Looking to outfit your mobile workers with new PDAs in 2004? Unless they sport wireless connectivity, you could risk falling behind your competitors. According to Randy Giusto, VP of personal technology at market research firm IDC, the percentage of unconnected PDAs—those with no embedded wireless connection or voice capability—is on the decline. “The unconnected PDA has got some life to it, but when we look at the roadmaps from most of the vendors over the next year, it’s pretty obvious that a large percentage of the products they’re going to ship are going to have some kind of wireless connectivity to them; most notably it’s voice,” says Giusto, author of new reports on the futures of the PDA and handset markets.
Giusto cites the prolonged economic downturn for slow enterprise-wide PDA adoption, but he predicts that PDA sales will pick up with the economy.
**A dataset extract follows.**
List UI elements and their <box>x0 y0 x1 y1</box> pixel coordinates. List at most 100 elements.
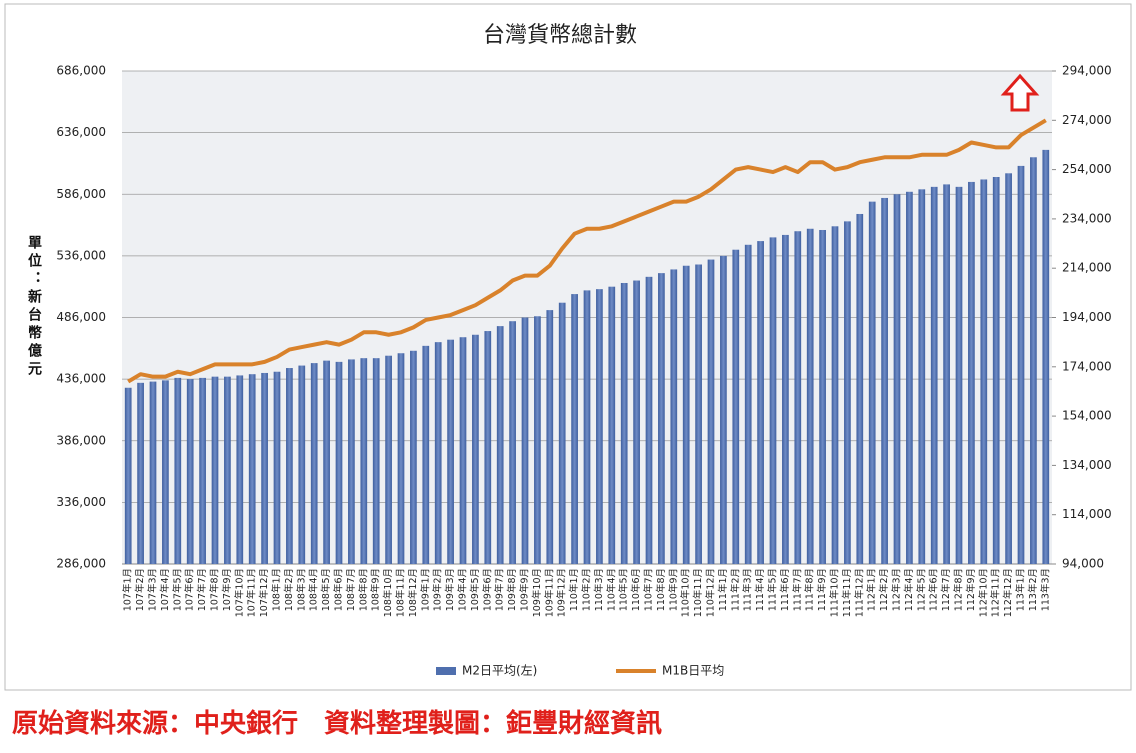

Moreover, he asserts that PDAs are still a good business tool, for the simple reason they always have been. “Despite all the push on specialized applications, people are still buying PDAs for basic PIM functionality and the new mobile office applications, like e-mail.” Giusto says he sees “people starting to move e-mail to wireless and do it on the device instead of on a notebook.” That’s a good sign for PDA vendors, who are led in the market-share battle by Palm, with HP in second and Dell coming up strong for third.
The economy equally battered the handset market. “Handset markets took it on the chin the last two years,” Giusto explains. “This year we should see some modest growth, then things should start to pick up next year.” Enterprise spending on handsets will remain slow, however, “because IT budgets are pretty much locked down for the remainder of this year and [enterprises] are being very conservative over the next 12 months.”
In terms of converged handset/PDA devices, giving these devices a voice is key to their future, Giusto says. “This [converged] market has not done that well. It’s a bit over-hyped, but we think that with the PDA vendors adding more voice capabilities those numbers will continue to grow.”